Redshank (Tringa totanus)

BREEDING

DISTRIBUTION MAPS

Redshank © John Power

Redshank © John Power

Land managed in a way that Redshanks like is in short supply these days, and their breeding distribution has contracted considerably since our First Atlas, with them being proven to breed now in only seven tetrads. Their key requirements are a high water-table with local soil saturation, open landscapes with look-out posts, moderately dense tussock vegetation (preferably grass or sedge) of intermediate height, and nearby wetlands for feeding (Tucker and Heath 1994). In saline areas they mostly eat small crustaceans, molluscs and polychaete worms, and inland breeders take earthworms and tipulids (cranefly larvae).
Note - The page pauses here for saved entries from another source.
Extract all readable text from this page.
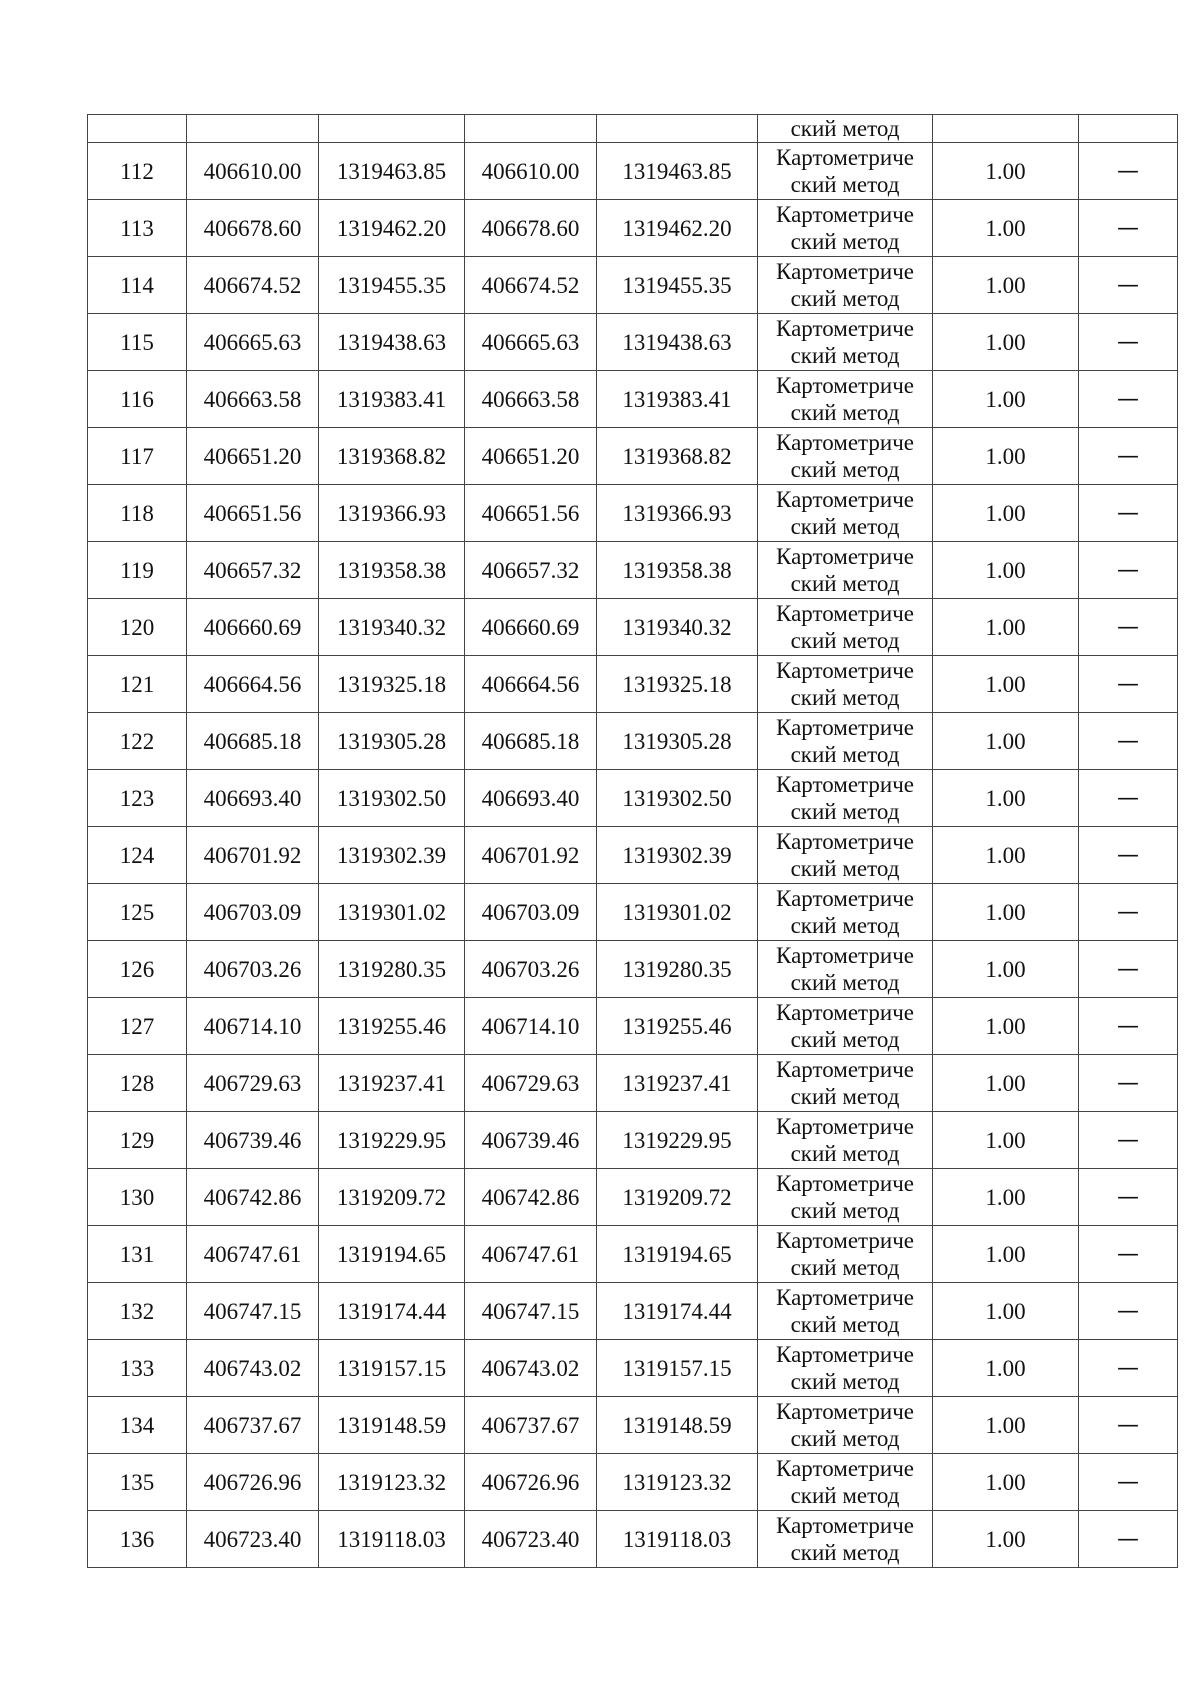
					ский метод		
112	406610.00	1319463.85	406610.00	1319463.85	Картометриче
ский метод	1.00	—
113	406678.60	1319462.20	406678.60	1319462.20	Картометриче
ский метод	1.00	—
114	406674.52	1319455.35	406674.52	1319455.35	Картометриче
ский метод	1.00	—
115	406665.63	1319438.63	406665.63	1319438.63	Картометриче
ский метод	1.00	—
116	406663.58	1319383.41	406663.58	1319383.41	Картометриче
ский метод	1.00	—
117	406651.20	1319368.82	406651.20	1319368.82	Картометриче
ский метод	1.00	—
118	406651.56	1319366.93	406651.56	1319366.93	Картометриче
ский метод	1.00	—
119	406657.32	1319358.38	406657.32	1319358.38	Картометриче
ский метод	1.00	—
120	406660.69	1319340.32	406660.69	1319340.32	Картометриче
ский метод	1.00	—
121	406664.56	1319325.18	406664.56	1319325.18	Картометриче
ский метод	1.00	—
122	406685.18	1319305.28	406685.18	1319305.28	Картометриче
ский метод	1.00	—
123	406693.40	1319302.50	406693.40	1319302.50	Картометриче
ский метод	1.00	—
124	406701.92	1319302.39	406701.92	1319302.39	Картометриче
ский метод	1.00	—
125	406703.09	1319301.02	406703.09	1319301.02	Картометриче
ский метод	1.00	—
126	406703.26	1319280.35	406703.26	1319280.35	Картометриче
ский метод	1.00	—
127	406714.10	1319255.46	406714.10	1319255.46	Картометриче
ский метод	1.00	—
128	406729.63	1319237.41	406729.63	1319237.41	Картометриче
ский метод	1.00	—
129	406739.46	1319229.95	406739.46	1319229.95	Картометриче
ский метод	1.00	—
130	406742.86	1319209.72	406742.86	1319209.72	Картометриче
ский метод	1.00	—
131	406747.61	1319194.65	406747.61	1319194.65	Картометриче
ский метод	1.00	—
132	406747.15	1319174.44	406747.15	1319174.44	Картометриче
ский метод	1.00	—
133	406743.02	1319157.15	406743.02	1319157.15	Картометриче
ский метод	1.00	—
134	406737.67	1319148.59	406737.67	1319148.59	Картометриче
ский метод	1.00	—
135	406726.96	1319123.32	406726.96	1319123.32	Картометриче
ский метод	1.00	—
136	406723.40	1319118.03	406723.40	1319118.03	Картометриче
ский метод	1.00	—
Redshanks have occupied three types of site in the county during our First Atlas or since: saltmarsh, primarily along the Dee estuary, with a few birds in the Mersey; riverside flooded meadows; and other sites, especially alongside sand quarries or flooded agricultural grassland. However, Redshanks breeding in the second have now disappeared in Cheshire, whereas twenty years ago they were proven to breed in two tetrads along the lower River Weaver, with possible breeding alongside the non-tidal section of the River Dee, from where there were no records at all in this survey. Thirteen of the 25 tetrads with confirmed or probable breeding were estuarine saltmarsh, with the other birds in a variety of habitats, most on the edges of large waterbodies, sand quarries or the Frodsham Marsh deposit grounds, or in water-meadows/ grazing marshes.

The seven tetrads with confirmed breeding came from observers seeing adults with chicks in five cases, with an occupied nest observed on the Dee saltmarsh and birds performing their distraction display, trying to lure the observer away from their nesting area, in a Mersey tetrad. The 18 instances of probable breeding arose from seven observations of agitated behaviour (A), seven of display (D), and four sightings of pairs of birds.
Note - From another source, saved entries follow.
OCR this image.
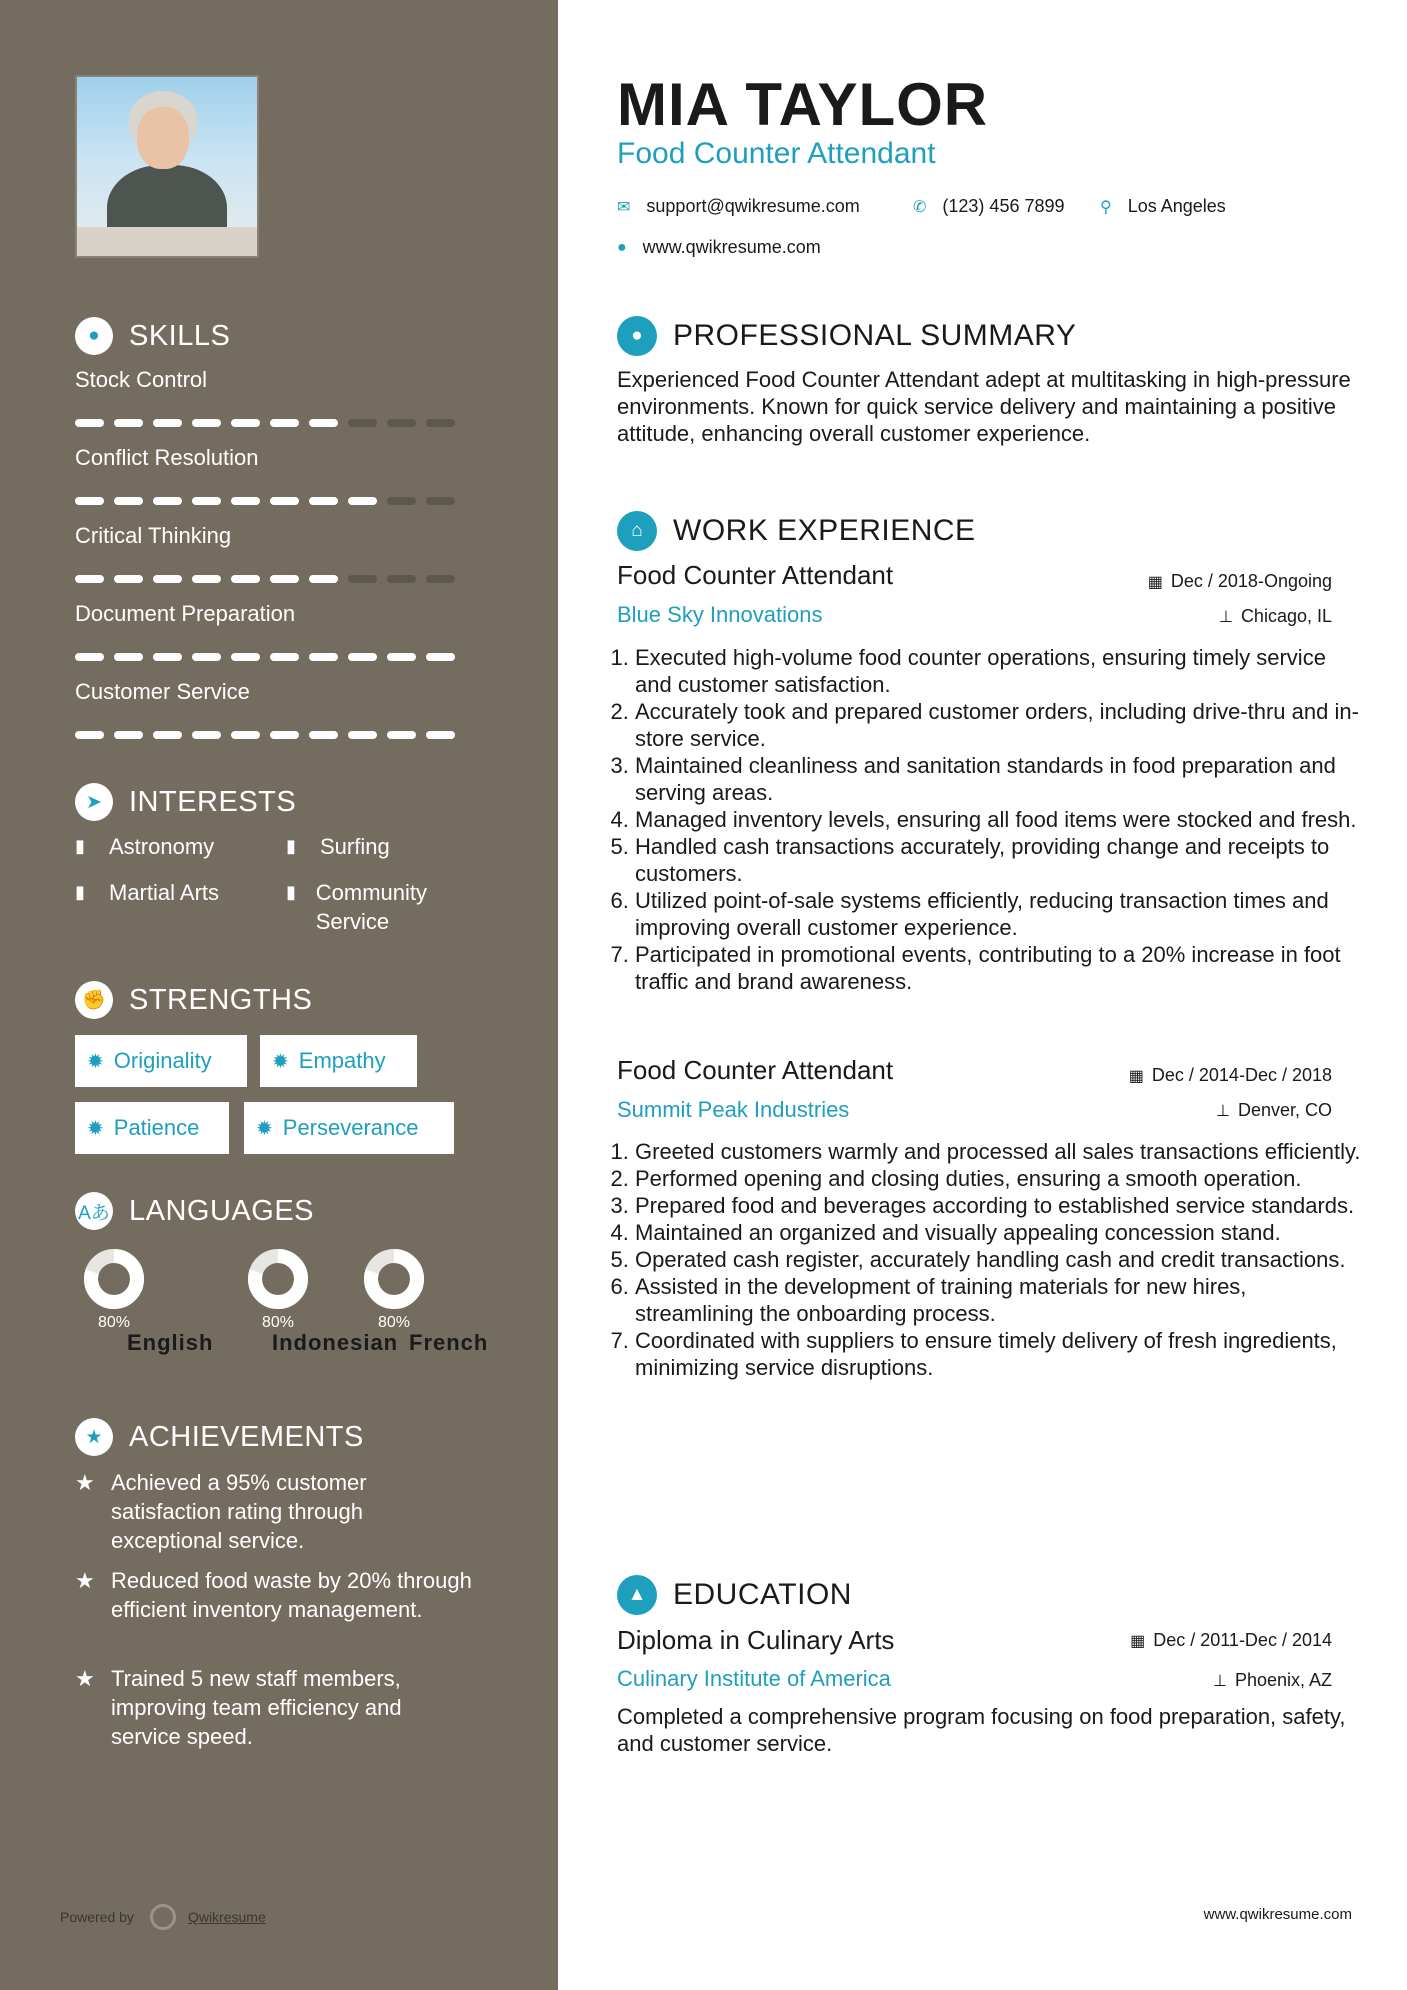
●	SKILLS
Stock Control
Conflict Resolution
Critical Thinking
Document Preparation
Customer Service
➤ INTERESTS
▮	Astronomy	▮	Surfing
▮	Martial Arts	▮ Community Service
✊ STRENGTHS
✹ Originality	✹ Empathy
✹ Patience	✹ Perseverance
Aあ LANGUAGES
English
80%
Indonesian
80%
French
80%
★ ACHIEVEMENTS
★ Achieved a 95% customer satisfaction rating through exceptional service.
★ Reduced food waste by 20% through efficient inventory management.
★ Trained 5 new staff members, improving team efficiency and service speed.
Powered by	Qwikresume
MIA TAYLOR
Food Counter Attendant
✉ support@qwikresume.com	✆ (123) 456 7899 ⚲ Los Angeles
● www.qwikresume.com
●	PROFESSIONAL SUMMARY
Experienced Food Counter Attendant adept at multitasking in high-pressure environments. Known for quick service delivery and maintaining a positive attitude, enhancing overall customer experience.
⌂	WORK EXPERIENCE
Food Counter Attendant	▦ Dec / 2018-Ongoing
Blue Sky Innovations	⊥ Chicago, IL
1. Executed high-volume food counter operations, ensuring timely service and customer satisfaction.
2. Accurately took and prepared customer orders, including drive-thru and in-store service.
3. Maintained cleanliness and sanitation standards in food preparation and serving areas.
4. Managed inventory levels, ensuring all food items were stocked and fresh.
5. Handled cash transactions accurately, providing change and receipts to customers.
6. Utilized point-of-sale systems efficiently, reducing transaction times and improving overall customer experience.
7. Participated in promotional events, contributing to a 20% increase in foot traffic and brand awareness.
Food Counter Attendant	▦ Dec / 2014-Dec / 2018
Summit Peak Industries	⊥ Denver, CO
1. Greeted customers warmly and processed all sales transactions efficiently.
2. Performed opening and closing duties, ensuring a smooth operation.
3. Prepared food and beverages according to established service standards.
4. Maintained an organized and visually appealing concession stand.
5. Operated cash register, accurately handling cash and credit transactions.
6. Assisted in the development of training materials for new hires, streamlining the onboarding process.
7. Coordinated with suppliers to ensure timely delivery of fresh ingredients, minimizing service disruptions.
▲ EDUCATION
Diploma in Culinary Arts	▦ Dec / 2011-Dec / 2014
Culinary Institute of America	⊥ Phoenix, AZ
Completed a comprehensive program focusing on food preparation, safety, and customer service.
www.qwikresume.com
With the expected ‘coastal squeeze’ from sea-level rise and development close to the sea, the areas of saltmarsh and coastal grasslands will reduce, and Redshank has been taken as an indicator species for research (Smart & Gill 2003). Saltmarsh supports the most breeding Redshanks, followed by coastal grassland, then inland grassland; but on saltmarsh and coastal grassland, few young survive because of predation and tidal flooding washing away nests, whereas on inland grasslands, half of the pairs in the East Anglian study areas produced at least one fledgling.

The county population, as in our First Atlas, depends crucially on estimates of the numbers on the Dee saltmarshes, with at most 10 or 15 pairs elsewhere. RSPB surveys of their land in SJ27 during 1996 and 2000 show that Redshanks vary greatly according to the intensity of grazing, with perhaps 100 pairs or more in the whole area. Redshanks are on the Amber List of species of conservation concern, partly because of their UK population decline. National surveys of waders breeding on wet lowland grasslands were conducted in 1982 and 2002, revealing a 29% drop in breeding Redshanks, and showing that nature reserves were by far the best sites for them, with cattle and sheep grazing and flooding managed to benefit breeding waders (Wilson et al 2005). Although no action targeted at their conservation is yet in place, there are national and local Biodiversity Action Plans for coastal and floodplain grazing marsh, that ought to benefit breeding Redshanks. The only local action on these habitats so far has been at the Gowy Meadows (SJ47H/ M), however, where the species has not been recorded for many years; at least fifty pairs nested there in 1907 and it would be good to see a return (Coward 1910).